Blocks retrieved 10000
2,626,416 allocated, in 18716 blocks
(gdb) cont
>>> import sys
(gdb) heap label "after 'import sys'"
Blocks retrieved 10000
2,626,688 allocated, in 18720 blocks

heap log shows you all such named snapshots:

(gdb) heap log
Label 2 ""after 'import sys'"" at 2010-09-16 18:01:17.879123
     2,626,688 allocated, in 18720 blocks

     +272 bytes, +4 blocks

Label 1 ""about to 'import sys'"" at 2010-09-16 17:55:17.030709
     2,626,416 allocated, in 18716 blocks

heap diff allows you to compare dynamic memory allocations between two different states: either those in the log, or with the current state.

(gdb) heap diff
Blocks retrieved 10000
Changes from "about to 'import sys'" to current
   +272 bytes, +4 blocks

  Free-d blocks:
    0x0000000000602010 -> 0x000000000060206f       96 bytes Category(domain='uncategorized', kind='', detail='96 bytes') |00 00 00 00 00 00 00 00 a0 20 60 00 00 00 00 00 50 01 62 00 |......... `.....P.b.|
    0x0000000000602070 -> 0x000000000060209f       48 bytes Category(domain='uncategorized', kind='', detail='48 bytes') |01 00 00 00 80 00 00 00 00 00 00 00 00 00 00 00 00 00 00 00 |....................|

You can use this in conjunction with breakpoints and stepping through the code to get a sense of how different parts of the program affect memory usage.


In addition to heap, gdb-heap also provides a hexdump command, to help you figure out what a block of data is being used for.

(gdb) hexdump 0x000000000360a810
0x000000000360a810 -> 0x000000000360a82f 00 00 00 43 00 00 86 60 00 00 00 3f 00 00 00 07 00 00 80 fc 00 00 00 10 00 00 00 64 00 00 00 08 |...C...`...?...............d....|
0x000000000360a830 -> 0x000000000360a84f 00 00 00 00 00 00 00 01 00 00 03 e8 00 00 00 06 00 00 00 02 00 00 00 01 00 00 03 e9 00 00 00 06 |................................|
0x000000000360a850 -> 0x000000000360a86f 00 00 00 10 00 00 00 01 00 00 03 ea 00 00 00 06 00 00 00 16 00 00 00 01 00 00 03 ec 00 00 00 09 |................................|

The output shows a split view, showing address ranges, hexadecimal values, and ASCII values, where printable ("." elsewhere).

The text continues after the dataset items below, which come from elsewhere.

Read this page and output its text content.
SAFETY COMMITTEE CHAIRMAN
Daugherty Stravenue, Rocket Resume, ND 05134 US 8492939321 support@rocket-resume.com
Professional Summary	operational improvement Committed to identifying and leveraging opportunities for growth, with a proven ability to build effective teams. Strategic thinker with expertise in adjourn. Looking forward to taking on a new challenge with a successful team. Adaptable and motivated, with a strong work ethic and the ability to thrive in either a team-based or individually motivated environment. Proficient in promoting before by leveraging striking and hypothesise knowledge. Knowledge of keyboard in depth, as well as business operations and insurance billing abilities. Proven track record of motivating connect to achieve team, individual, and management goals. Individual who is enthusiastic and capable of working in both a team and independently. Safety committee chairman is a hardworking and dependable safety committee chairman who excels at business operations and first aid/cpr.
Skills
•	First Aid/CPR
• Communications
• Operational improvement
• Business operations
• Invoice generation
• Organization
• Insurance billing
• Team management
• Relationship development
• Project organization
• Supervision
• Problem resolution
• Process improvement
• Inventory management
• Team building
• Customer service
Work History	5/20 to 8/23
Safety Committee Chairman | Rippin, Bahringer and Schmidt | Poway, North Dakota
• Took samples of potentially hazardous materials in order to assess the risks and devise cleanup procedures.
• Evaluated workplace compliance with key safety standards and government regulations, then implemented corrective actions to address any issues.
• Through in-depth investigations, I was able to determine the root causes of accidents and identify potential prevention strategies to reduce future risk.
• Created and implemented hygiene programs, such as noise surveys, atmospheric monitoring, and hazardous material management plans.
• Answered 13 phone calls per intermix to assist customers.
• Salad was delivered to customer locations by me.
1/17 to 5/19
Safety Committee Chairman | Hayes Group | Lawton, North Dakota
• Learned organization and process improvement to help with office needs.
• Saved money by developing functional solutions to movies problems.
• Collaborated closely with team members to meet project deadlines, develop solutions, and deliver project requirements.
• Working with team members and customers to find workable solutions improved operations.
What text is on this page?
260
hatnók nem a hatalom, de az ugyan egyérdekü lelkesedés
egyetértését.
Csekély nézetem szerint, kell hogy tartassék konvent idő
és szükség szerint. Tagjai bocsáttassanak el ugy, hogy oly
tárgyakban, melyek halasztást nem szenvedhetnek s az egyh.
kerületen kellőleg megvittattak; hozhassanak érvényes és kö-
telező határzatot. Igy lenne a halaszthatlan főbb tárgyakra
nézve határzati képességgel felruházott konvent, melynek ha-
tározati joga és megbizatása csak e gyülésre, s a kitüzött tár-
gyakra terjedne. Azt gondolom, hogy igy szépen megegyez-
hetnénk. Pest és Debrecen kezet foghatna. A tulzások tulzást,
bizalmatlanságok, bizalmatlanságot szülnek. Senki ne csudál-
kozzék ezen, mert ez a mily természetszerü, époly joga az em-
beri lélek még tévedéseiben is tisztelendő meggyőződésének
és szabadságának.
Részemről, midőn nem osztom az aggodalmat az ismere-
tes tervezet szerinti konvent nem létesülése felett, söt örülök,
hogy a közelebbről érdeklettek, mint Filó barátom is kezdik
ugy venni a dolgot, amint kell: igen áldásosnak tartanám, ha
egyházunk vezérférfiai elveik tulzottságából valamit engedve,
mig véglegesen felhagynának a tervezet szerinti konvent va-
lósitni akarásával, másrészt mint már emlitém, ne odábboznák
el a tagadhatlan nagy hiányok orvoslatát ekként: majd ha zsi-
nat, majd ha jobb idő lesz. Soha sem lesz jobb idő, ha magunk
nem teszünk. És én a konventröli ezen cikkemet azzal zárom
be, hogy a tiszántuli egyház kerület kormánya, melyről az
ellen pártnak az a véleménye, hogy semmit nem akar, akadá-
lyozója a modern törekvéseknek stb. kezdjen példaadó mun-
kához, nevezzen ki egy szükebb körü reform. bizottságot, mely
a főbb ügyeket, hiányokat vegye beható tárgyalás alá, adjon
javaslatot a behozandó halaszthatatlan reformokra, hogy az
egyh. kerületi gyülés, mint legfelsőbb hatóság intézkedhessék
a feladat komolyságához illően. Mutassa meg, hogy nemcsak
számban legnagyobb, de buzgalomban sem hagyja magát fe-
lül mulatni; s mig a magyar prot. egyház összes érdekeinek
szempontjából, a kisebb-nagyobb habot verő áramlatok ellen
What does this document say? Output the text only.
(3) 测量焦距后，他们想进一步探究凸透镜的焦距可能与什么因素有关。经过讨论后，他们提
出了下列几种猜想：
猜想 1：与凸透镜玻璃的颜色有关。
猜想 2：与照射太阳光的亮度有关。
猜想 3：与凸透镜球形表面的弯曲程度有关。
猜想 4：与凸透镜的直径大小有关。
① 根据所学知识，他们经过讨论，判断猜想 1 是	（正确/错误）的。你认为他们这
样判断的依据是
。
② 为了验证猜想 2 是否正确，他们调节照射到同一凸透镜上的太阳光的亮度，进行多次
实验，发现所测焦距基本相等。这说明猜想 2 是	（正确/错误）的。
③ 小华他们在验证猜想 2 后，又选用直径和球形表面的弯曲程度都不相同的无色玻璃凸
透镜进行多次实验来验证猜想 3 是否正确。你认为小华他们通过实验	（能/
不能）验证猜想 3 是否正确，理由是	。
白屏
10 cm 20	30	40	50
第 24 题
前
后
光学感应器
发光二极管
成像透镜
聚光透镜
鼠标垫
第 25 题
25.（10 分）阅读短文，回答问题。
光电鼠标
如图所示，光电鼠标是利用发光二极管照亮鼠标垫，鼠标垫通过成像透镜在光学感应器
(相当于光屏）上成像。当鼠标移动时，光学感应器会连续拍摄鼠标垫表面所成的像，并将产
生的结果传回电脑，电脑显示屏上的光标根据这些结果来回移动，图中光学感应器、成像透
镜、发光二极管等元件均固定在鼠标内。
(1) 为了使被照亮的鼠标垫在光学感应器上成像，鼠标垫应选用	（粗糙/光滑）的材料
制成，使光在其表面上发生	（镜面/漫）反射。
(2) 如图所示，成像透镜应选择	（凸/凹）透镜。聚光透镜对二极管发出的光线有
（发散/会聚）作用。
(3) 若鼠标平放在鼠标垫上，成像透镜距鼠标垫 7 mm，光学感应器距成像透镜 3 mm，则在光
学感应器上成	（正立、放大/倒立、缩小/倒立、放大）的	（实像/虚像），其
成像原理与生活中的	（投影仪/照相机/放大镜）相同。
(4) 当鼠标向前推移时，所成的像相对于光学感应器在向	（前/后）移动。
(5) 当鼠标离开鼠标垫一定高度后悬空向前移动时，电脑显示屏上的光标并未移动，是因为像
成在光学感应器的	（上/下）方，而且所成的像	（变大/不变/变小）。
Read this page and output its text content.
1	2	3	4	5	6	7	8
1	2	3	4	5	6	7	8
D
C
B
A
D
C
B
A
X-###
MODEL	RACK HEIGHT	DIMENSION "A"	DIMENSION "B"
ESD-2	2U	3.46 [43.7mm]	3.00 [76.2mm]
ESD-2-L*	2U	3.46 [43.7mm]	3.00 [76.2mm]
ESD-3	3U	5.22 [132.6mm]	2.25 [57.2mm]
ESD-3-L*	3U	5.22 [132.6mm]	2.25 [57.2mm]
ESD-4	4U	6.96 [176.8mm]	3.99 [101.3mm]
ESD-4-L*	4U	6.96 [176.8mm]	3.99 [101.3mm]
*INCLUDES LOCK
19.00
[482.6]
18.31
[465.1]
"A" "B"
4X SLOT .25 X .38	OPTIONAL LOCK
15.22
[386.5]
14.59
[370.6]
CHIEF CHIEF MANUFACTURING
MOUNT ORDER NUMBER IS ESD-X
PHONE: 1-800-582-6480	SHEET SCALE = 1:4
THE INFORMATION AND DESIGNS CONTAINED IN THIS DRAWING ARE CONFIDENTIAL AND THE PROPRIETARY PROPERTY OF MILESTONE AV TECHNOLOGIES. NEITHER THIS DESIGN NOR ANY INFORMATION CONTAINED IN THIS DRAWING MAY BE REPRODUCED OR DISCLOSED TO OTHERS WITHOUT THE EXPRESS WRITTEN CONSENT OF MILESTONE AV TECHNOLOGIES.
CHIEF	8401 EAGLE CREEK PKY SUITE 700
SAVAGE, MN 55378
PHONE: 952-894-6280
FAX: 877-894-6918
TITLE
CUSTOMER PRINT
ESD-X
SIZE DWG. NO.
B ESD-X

Showing all dynamic memory

"heap all" shows a detailed, low-level report on all dynamically-allocated chunks of memory. This is a simple loop through memory, typically showing you the large allocations first (implemented via "mmap"), then the smaller ones (implemented within the "sbrk" region).

It reports the start/end of each region, along with book-keeping information about the block.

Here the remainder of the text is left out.